Ahmetleri Bekleyen Kudüs 1

Ahmetleri Bekleyen Kudüs 1

“Tûr Dağını yaşa
Ki bilesin nerde Kudüs
Ben Kudüs’ü kol saati gibi taşıyorum

Ayarlanmadan Kudüs’e
Boşuna vakit geçirirsin
Buz tutar
Gözün görmez olur

Gel
Anne ol
Çünkü anne
Bir çocuktan bir Kudüs yapar

Adam baba olunca
İçinde bir Kudüs canlanır

Yürü kardeşim
Ayaklarına bir Kudüs gücü gelsin!” (Nuri Pakdil, Anneler ve Kudüsler Şiiri)

*

Allah bu derin manayı mısralara döken Nuri abimize rahmet etsin…

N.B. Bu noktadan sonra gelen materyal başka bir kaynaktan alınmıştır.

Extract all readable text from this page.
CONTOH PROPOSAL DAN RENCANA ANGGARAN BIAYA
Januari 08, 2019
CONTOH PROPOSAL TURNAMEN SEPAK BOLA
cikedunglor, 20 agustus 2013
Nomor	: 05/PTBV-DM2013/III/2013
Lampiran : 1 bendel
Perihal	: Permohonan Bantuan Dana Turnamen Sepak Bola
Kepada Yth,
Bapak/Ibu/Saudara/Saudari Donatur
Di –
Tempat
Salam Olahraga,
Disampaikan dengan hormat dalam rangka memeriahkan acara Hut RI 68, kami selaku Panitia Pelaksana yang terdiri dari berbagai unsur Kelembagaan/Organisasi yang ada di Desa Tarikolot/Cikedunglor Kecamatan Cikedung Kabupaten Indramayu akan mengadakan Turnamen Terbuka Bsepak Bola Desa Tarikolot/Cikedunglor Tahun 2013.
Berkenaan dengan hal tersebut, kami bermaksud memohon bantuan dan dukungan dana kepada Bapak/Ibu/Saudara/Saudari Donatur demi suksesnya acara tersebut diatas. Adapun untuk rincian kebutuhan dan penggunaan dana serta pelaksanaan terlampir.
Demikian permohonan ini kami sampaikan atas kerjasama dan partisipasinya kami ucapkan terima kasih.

Gelin bir hikaye anlatalım bugün…

*

Ahmet büyümüştü. Boğaziçi Üniversitesinde lisans eğitimini tamamladıktan sonra, yüksek lisans eğitimine London School of Economics’te başlamıştı. Daha akademik kariyerinin başında olmasına rağmen, birçok uluslararası yayını vardı. Şimdiden isim yapmaya başlamış bir sosyologdu. İnsanlara düşkündü. İncelemeye ve gözlem yapmaya bayılıyordu. Her bulduğu fırsatta Avrupa’nın popüler olmayan ücra köşelerini dolaşıyor, farklı farklı insanları tanıyor, tespitlerini kaleme alıyordu.

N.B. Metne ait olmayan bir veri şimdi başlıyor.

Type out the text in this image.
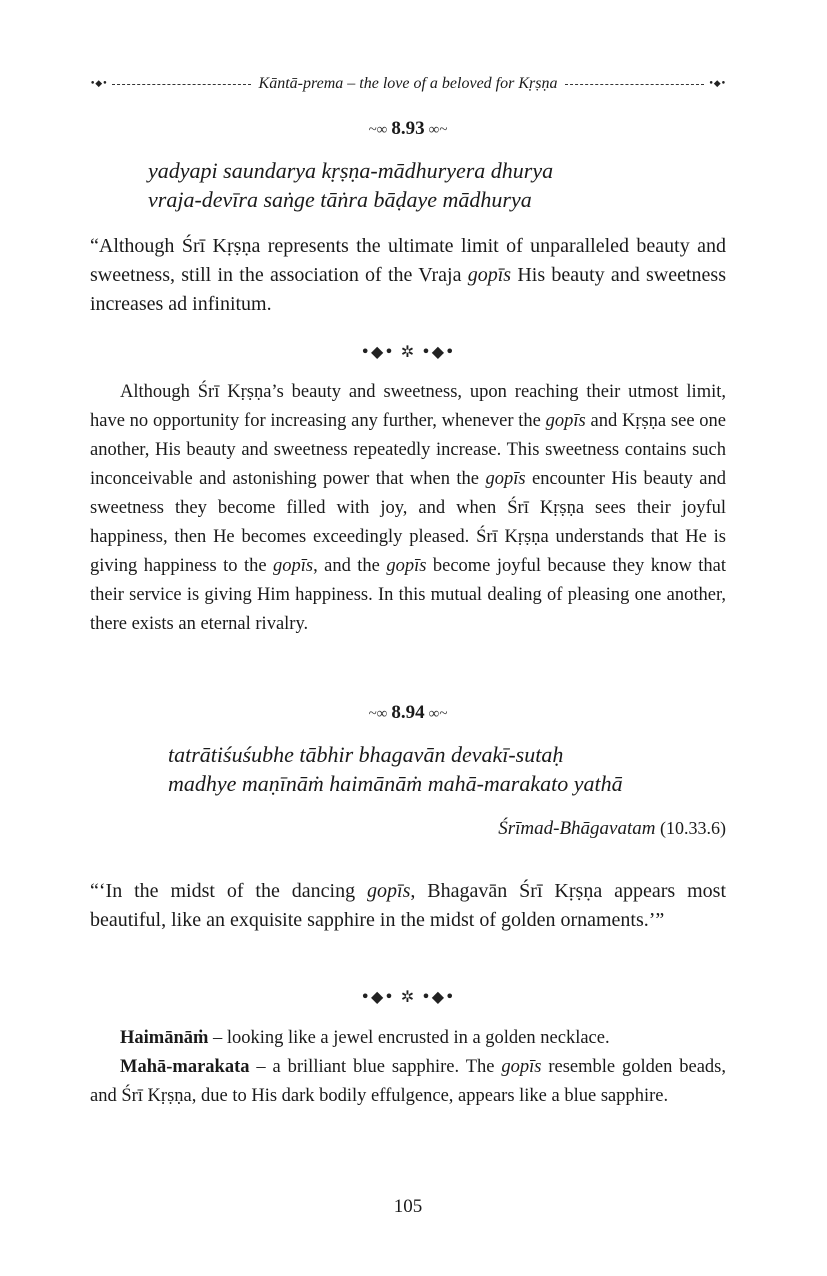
•◆•	Kāntā-prema – the love of a beloved for Kṛṣṇa	•◆•
~∞ 8.93 ∞~
yadyapi saundarya kṛṣṇa-mādhuryera dhurya
vraja-devīra saṅge tāṅra bāḍaye mādhurya
“Although Śrī Kṛṣṇa represents the ultimate limit of unparalleled beauty and sweetness, still in the association of the Vraja gopīs His beauty and sweetness increases ad infinitum.
•◆• ✲ •◆•
Although Śrī Kṛṣṇa’s beauty and sweetness, upon reaching their utmost limit, have no opportunity for increasing any further, whenever the gopīs and Kṛṣṇa see one another, His beauty and sweetness repeatedly increase. This sweetness contains such inconceivable and astonishing power that when the gopīs encounter His beauty and sweetness they become filled with joy, and when Śrī Kṛṣṇa sees their joyful happiness, then He becomes exceedingly pleased. Śrī Kṛṣṇa understands that He is giving happiness to the gopīs, and the gopīs become joyful because they know that their service is giving Him happiness. In this mutual dealing of pleasing one another, there exists an eternal rivalry.
~∞ 8.94 ∞~
tatrātiśuśubhe tābhir bhagavān devakī-sutaḥ
madhye maṇīnāṁ haimānāṁ mahā-marakato yathā
Śrīmad-Bhāgavatam (10.33.6)
“‘In the midst of the dancing gopīs, Bhagavān Śrī Kṛṣṇa appears most beautiful, like an exquisite sapphire in the midst of golden ornaments.’”
•◆• ✲ •◆•
Haimānāṁ – looking like a jewel encrusted in a golden necklace.
Mahā-marakata – a brilliant blue sapphire. The gopīs resemble golden beads, and Śrī Kṛṣṇa, due to His dark bodily effulgence, appears like a blue sapphire.
105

Gezilerine Bulgaristan ve Romanya ile devam etmekteydi. Tabii Romanya’nın bambaşka bir manası vardı kendisi için. Hep babasının gitmek istediği ve selam ilettiği Sarı Saltuk türbesi oradaydı.

Başka hiçbir durağa uğramadan doğruca türbeye doğru sürdü aracını. Ziyaretgâha ulaştı. Daha arabayla park yerine yaklaşırken dahi, tüyleri diken diken olmuştu. Bu duruma babası: “Bak nazar ve hoş geldin karşılaması başladı” derdi. Vakit geçirmeden huzuru çıktı. Çok keyifli, üzerinden bütün yüklerin kalktığı bir ziyaret nasip olmuştu. Babasının selamını iletti. Sonra “Hey gidi hoca alperen!” diye geçirdi içinden. Binlerce yıl önce Rum diyarına böylesi dalmak da neydi? Nasıl bir enerjiydi bu? Kaynağı neydi?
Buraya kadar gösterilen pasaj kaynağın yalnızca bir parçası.